The Complex Variable Boundary Element Method or CVBEM is a numerical technique for approximating particular partial differential equations such as the Laplace or Poisson equations (which frequently occur in physics and engineering problems, among many other fields of study). The advantage in using the CVBEM over traditional domain methods such as finite difference or finite element based methods includes the properties that the resulting CVBEM approximation is a function: (i) defined throughout the entire plane, (ii) that is analytic throughout the problem domain and almost everywhere on the problem boundary and exterior of the problem domain union boundary; (iii) is composed of conjugate two-dimensional real variable functions that are both solutions to the Laplace equation and are orthogonal such as to provide the “flow net” of potential and stream functions, among many other features. In this paper, a procedure is advanced that locates CVBEM nodal point locations on and exterior of the problem boundary such that error in matching problem boundary conditions is reduced. That is, locating the nodal points is part of modeling optimization process, where nodes are not restricted to be located on the problem boundary (as is the typical case) but instead locations are optimized throughout the exterior of the problem domain as part of the modeling procedure.
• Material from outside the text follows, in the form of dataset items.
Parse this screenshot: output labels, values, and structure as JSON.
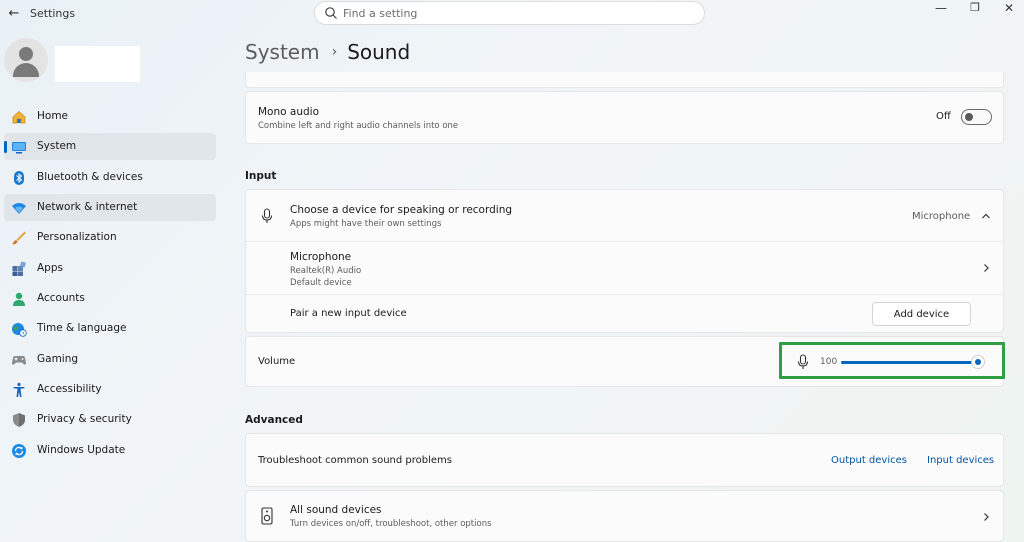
{
  "window": {
    "title": "Settings",
    "back_glyph": "←",
    "minimize_glyph": "—",
    "restore_glyph": "❐",
    "close_glyph": "✕"
  },
  "search": {
    "placeholder": "Find a setting",
    "value": ""
  },
  "user": {
    "avatar_icon": "person-icon",
    "name": ""
  },
  "sidebar": {
    "items": [
      {
        "label": "Home",
        "icon": "home-icon",
        "active": false
      },
      {
        "label": "System",
        "icon": "system-icon",
        "active": true
      },
      {
        "label": "Bluetooth & devices",
        "icon": "bluetooth-icon",
        "active": false
      },
      {
        "label": "Network & internet",
        "icon": "wifi-icon",
        "active": false
      },
      {
        "label": "Personalization",
        "icon": "brush-icon",
        "active": false
      },
      {
        "label": "Apps",
        "icon": "apps-icon",
        "active": false
      },
      {
        "label": "Accounts",
        "icon": "accounts-icon",
        "active": false
      },
      {
        "label": "Time & language",
        "icon": "globe-icon",
        "active": false
      },
      {
        "label": "Gaming",
        "icon": "gamepad-icon",
        "active": false
      },
      {
        "label": "Accessibility",
        "icon": "accessibility-icon",
        "active": false
      },
      {
        "label": "Privacy & security",
        "icon": "shield-icon",
        "active": false
      },
      {
        "label": "Windows Update",
        "icon": "update-icon",
        "active": false
      }
    ]
  },
  "breadcrumb": {
    "parent": "System",
    "separator": "›",
    "current": "Sound"
  },
  "mono_audio": {
    "title": "Mono audio",
    "subtitle": "Combine left and right audio channels into one",
    "state_label": "Off",
    "on": false
  },
  "input": {
    "section_title": "Input",
    "chooser": {
      "title": "Choose a device for speaking or recording",
      "subtitle": "Apps might have their own settings",
      "selected": "Microphone",
      "expanded": true
    },
    "device": {
      "name": "Microphone",
      "driver": "Realtek(R) Audio",
      "status": "Default device"
    },
    "pair": {
      "label": "Pair a new input device",
      "button": "Add device"
    },
    "volume": {
      "label": "Volume",
      "value_text": "100",
      "level": 1.0
    }
  },
  "advanced": {
    "section_title": "Advanced",
    "troubleshoot": {
      "label": "Troubleshoot common sound problems",
      "output_link": "Output devices",
      "input_link": "Input devices"
    },
    "all_devices": {
      "title": "All sound devices",
      "subtitle": "Turn devices on/off, troubleshoot, other options"
    }
  },
  "colors": {
    "accent": "#0067c0",
    "highlight": "#2ea043",
    "link": "#0054a6"
  }
}
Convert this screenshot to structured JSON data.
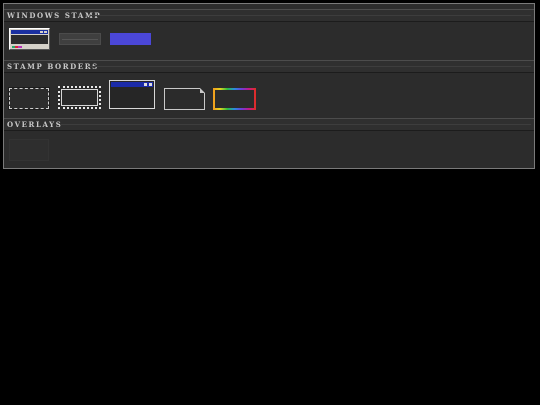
{
  "sections": [
    {
      "title": "WINDOWS STAMP"
    },
    {
      "title": "STAMP BORDERS"
    },
    {
      "title": "OVERLAYS"
    }
  ],
  "windows_stamp": {
    "items": [
      "windows-stamp-preview",
      "gray-stamp-swatch",
      "blue-stamp-swatch"
    ],
    "colors": {
      "titlebar": "#1a2fa0",
      "gray": "#3f3f3f",
      "blue": "#4b47d8"
    }
  },
  "stamp_borders": {
    "items": [
      "dotted-border",
      "scalloped-border",
      "window-border",
      "folded-page-border",
      "rainbow-border"
    ],
    "colors": {
      "rainbow": [
        "#f29b1e",
        "#e4d21f",
        "#2bbd3f",
        "#2a8be0",
        "#6b3ed6",
        "#c2188a",
        "#e0301e"
      ]
    }
  },
  "overlays": {
    "items": [
      "overlay-option"
    ]
  },
  "theme": {
    "background": "#000000",
    "panel": "#2c2c2c",
    "header_text": "#c9c9c9"
  }
}
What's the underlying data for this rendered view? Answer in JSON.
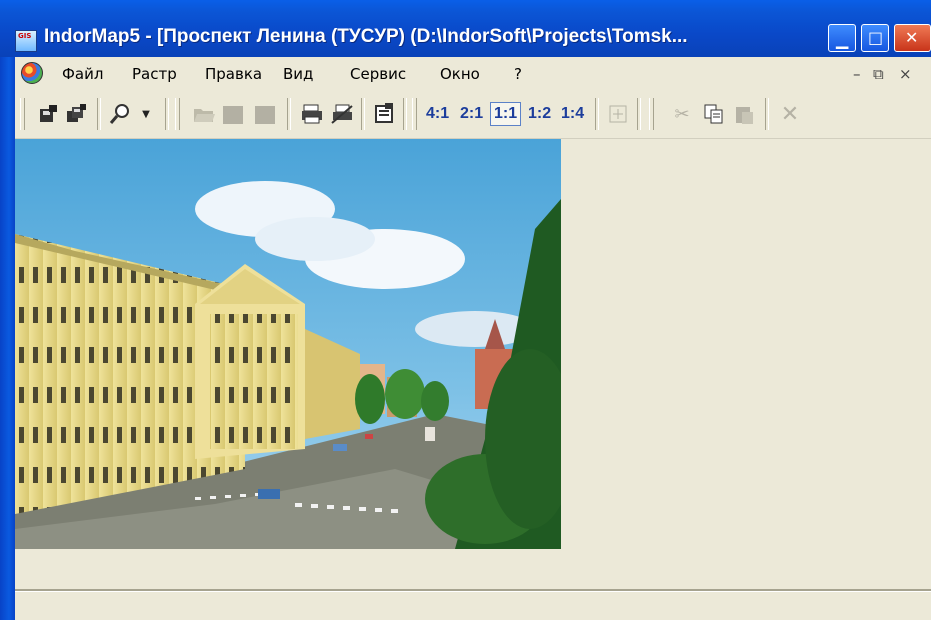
{
  "window": {
    "title": "IndorMap5 - [Проспект Ленина (ТУСУР) (D:\\IndorSoft\\Projects\\Tomsk...",
    "app_icon_text": "GIS"
  },
  "menu": {
    "items": [
      "Файл",
      "Растр",
      "Правка",
      "Вид",
      "Сервис",
      "Окно",
      "?"
    ]
  },
  "toolbar": {
    "zoom_levels": [
      "4:1",
      "2:1",
      "1:1",
      "1:2",
      "1:4"
    ],
    "active_zoom": "1:1"
  },
  "colors": {
    "titlebar": "#0A4FD6",
    "chrome": "#ECE9D8",
    "zoom_text": "#1C3D9C"
  }
}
The presented procedure results in nodal locations that achieve considerable error reduction over the usual methods of placing nodes on the problem boundary such as at equally spaced locations or other such procedures. Because of the significant error reduction observed, the number of nodes needed in the model is significantly reduced. It is noted that similar results occur with the real variable boundary element method (or BEM).The CVBEM and relevant nodal location optimization algorithm is programmed to run on program Mathematica, which provides extensive internal modeling and output graphing capabilities, and considerable levels of computational accuracy. The Mathematica source code is provided.